We’re going to see a few ways to automate a python script in the background on Linux.

At some point in our developer lives, we are bound to come across a situation where we need to automate single/multiple scripts to finish up a task for us.

I recently came across a task where there was a bunch of duplicate data that had to be fixed. I made a python script to handle the process of identifying the duplication, manipulating it and deleting it accordingly. But this was done on a small data-set within a local environment.

Finally, it came to running it over multiple tables/indexes over a large data-set and I couldn’t just sit and wait for my script to finish while it ran in a terminal session. I needed to find a way to automate the execution as a background process.

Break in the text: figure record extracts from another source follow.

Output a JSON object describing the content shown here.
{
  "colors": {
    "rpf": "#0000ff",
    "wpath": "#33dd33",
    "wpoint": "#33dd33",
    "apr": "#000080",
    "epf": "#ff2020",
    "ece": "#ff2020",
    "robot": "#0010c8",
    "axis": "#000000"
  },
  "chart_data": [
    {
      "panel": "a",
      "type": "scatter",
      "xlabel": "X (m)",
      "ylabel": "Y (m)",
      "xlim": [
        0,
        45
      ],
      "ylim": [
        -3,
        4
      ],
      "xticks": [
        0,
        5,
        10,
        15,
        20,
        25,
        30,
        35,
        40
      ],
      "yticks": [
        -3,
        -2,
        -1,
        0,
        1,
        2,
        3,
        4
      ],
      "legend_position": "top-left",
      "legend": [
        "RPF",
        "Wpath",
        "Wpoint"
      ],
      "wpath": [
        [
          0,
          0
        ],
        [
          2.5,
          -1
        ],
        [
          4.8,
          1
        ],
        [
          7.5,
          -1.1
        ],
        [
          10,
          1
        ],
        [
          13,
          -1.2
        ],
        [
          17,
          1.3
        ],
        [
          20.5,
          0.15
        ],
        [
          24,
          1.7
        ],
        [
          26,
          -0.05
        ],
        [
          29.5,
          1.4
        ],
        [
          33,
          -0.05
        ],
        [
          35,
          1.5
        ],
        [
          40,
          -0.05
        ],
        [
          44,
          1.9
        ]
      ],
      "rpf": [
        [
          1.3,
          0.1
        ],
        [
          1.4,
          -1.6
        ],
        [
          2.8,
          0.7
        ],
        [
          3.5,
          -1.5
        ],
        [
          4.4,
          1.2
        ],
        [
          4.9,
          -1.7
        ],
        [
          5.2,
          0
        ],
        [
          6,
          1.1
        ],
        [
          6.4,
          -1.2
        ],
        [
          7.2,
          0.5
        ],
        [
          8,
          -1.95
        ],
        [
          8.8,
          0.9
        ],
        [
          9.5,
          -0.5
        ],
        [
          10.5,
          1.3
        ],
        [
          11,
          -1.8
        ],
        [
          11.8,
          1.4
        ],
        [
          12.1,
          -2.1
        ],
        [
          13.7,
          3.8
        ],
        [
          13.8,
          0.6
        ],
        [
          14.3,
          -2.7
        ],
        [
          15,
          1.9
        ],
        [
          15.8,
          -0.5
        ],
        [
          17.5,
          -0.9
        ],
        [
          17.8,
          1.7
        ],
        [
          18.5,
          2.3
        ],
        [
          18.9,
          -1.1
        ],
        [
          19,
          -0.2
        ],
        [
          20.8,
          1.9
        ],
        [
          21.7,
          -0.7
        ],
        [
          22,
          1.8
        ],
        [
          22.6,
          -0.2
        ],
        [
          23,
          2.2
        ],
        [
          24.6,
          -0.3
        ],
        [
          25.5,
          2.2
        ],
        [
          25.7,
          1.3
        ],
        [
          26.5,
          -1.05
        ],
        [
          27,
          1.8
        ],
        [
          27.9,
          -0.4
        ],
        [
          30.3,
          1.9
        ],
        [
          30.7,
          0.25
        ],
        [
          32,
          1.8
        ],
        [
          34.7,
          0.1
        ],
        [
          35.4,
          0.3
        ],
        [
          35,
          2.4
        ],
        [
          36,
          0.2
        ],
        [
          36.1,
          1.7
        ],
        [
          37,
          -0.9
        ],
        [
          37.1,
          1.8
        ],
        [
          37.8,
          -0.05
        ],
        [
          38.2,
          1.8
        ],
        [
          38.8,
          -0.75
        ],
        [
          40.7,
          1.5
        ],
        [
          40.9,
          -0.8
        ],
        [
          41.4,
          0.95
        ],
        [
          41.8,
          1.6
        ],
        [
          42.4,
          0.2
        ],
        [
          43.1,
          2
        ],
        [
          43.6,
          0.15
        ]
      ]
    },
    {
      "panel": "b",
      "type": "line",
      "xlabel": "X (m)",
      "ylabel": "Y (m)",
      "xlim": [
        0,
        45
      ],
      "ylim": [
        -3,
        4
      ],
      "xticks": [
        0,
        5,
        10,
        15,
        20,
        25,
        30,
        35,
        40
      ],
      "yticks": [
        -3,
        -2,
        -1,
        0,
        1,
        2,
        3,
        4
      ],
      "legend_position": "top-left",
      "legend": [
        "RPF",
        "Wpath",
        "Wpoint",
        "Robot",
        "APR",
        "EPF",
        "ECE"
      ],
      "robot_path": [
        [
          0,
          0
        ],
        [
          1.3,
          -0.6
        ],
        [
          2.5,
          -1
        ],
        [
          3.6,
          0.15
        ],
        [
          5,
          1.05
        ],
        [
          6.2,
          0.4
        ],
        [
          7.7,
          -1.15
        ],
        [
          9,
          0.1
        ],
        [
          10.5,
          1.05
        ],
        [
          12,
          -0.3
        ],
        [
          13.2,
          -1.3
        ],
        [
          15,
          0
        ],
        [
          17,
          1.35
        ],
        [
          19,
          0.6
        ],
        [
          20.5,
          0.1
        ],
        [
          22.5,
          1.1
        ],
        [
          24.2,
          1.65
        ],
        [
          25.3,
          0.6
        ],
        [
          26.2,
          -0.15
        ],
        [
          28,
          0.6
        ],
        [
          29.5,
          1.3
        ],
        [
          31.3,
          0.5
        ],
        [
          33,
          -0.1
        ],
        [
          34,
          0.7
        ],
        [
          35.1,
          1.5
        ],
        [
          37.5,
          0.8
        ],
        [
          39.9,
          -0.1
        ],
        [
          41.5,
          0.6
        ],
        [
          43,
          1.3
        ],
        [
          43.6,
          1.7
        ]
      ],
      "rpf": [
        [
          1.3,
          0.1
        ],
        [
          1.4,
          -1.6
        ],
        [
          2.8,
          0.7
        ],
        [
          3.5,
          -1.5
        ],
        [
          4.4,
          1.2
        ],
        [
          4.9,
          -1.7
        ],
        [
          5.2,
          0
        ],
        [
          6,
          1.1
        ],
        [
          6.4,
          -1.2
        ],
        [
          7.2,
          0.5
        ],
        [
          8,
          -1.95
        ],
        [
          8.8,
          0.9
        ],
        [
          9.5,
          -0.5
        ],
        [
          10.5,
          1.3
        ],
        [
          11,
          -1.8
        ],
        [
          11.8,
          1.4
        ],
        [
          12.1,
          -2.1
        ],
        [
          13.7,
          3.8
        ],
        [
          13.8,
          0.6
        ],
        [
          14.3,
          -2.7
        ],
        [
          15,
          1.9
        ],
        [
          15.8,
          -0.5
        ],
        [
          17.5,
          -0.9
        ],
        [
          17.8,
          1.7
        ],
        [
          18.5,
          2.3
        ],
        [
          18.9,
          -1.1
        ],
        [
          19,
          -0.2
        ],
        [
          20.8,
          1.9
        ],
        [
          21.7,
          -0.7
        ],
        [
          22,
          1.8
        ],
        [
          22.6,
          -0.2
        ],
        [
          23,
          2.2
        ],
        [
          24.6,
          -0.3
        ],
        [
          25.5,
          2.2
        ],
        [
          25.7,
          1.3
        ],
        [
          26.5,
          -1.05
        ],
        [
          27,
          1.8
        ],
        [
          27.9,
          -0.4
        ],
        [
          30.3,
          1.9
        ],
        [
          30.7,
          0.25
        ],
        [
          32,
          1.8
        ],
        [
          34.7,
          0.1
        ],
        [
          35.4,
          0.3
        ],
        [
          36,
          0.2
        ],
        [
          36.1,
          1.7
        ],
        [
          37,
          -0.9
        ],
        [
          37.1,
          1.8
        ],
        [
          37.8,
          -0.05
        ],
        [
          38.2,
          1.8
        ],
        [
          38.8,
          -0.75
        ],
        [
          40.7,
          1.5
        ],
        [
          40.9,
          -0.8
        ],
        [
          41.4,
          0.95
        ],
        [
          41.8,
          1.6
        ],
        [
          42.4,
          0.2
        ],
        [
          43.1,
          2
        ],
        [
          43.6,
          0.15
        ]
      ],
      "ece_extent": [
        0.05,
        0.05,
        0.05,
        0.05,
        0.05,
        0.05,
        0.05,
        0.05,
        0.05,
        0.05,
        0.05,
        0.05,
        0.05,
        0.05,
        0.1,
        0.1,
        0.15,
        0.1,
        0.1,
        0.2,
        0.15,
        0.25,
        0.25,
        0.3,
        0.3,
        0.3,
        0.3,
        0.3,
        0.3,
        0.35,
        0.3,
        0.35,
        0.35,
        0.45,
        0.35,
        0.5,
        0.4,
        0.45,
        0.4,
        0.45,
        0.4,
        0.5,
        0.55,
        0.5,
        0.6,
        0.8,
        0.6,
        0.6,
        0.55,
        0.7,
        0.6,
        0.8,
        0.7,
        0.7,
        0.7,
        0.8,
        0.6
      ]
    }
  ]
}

Enough talk, let’s see the code!

Our basic python script that takes in a command line argument:

#!/usr/local/bin/python3
# Name: script.py
argument = sys.argv[1]
print("Hello automated script. Passed in argument: " + argument)

Now suppose I want to run this script for multiple arguments.

For this, I make another ‘driver’ python script, like so:

#!/usr/local/bin/python3
# Name: driver.py
my_args = ['first', 'second', 'third']
for arg in my_args:
  os.system('python3 script.py ' + arg)

Finally, we come to the automation in Linux. Be sure to set the correct permissions for these files to allow execution:

chmod +x driver.py

Now we can run the script with the nohup command which ignores the hangup signal. This essentially means that we can close the terminal without the execution terminating due to that. And then we append the important & at the end that runs the script in the background:

nohup python3 driver.py &

The output of this file will be saved inside nohup.out by default but we can specify a different file for this:

nohup python3 driver.py > /path/to/file.log &

After running this, to find the process running in the background, we can see it with the ps aux command. More specifically, we can grep for it:

ps aux | grep driver.py

Note: The output of the process will be available post completed execution. This is because the output is buffering through the execution. If we want to avoid this buffering and see the output during execution, we can add the -u flag:

nohup python3 -u driver.py > /path/to/file.log &

Thanks for reading and I hope this was simple and detailed enough for you!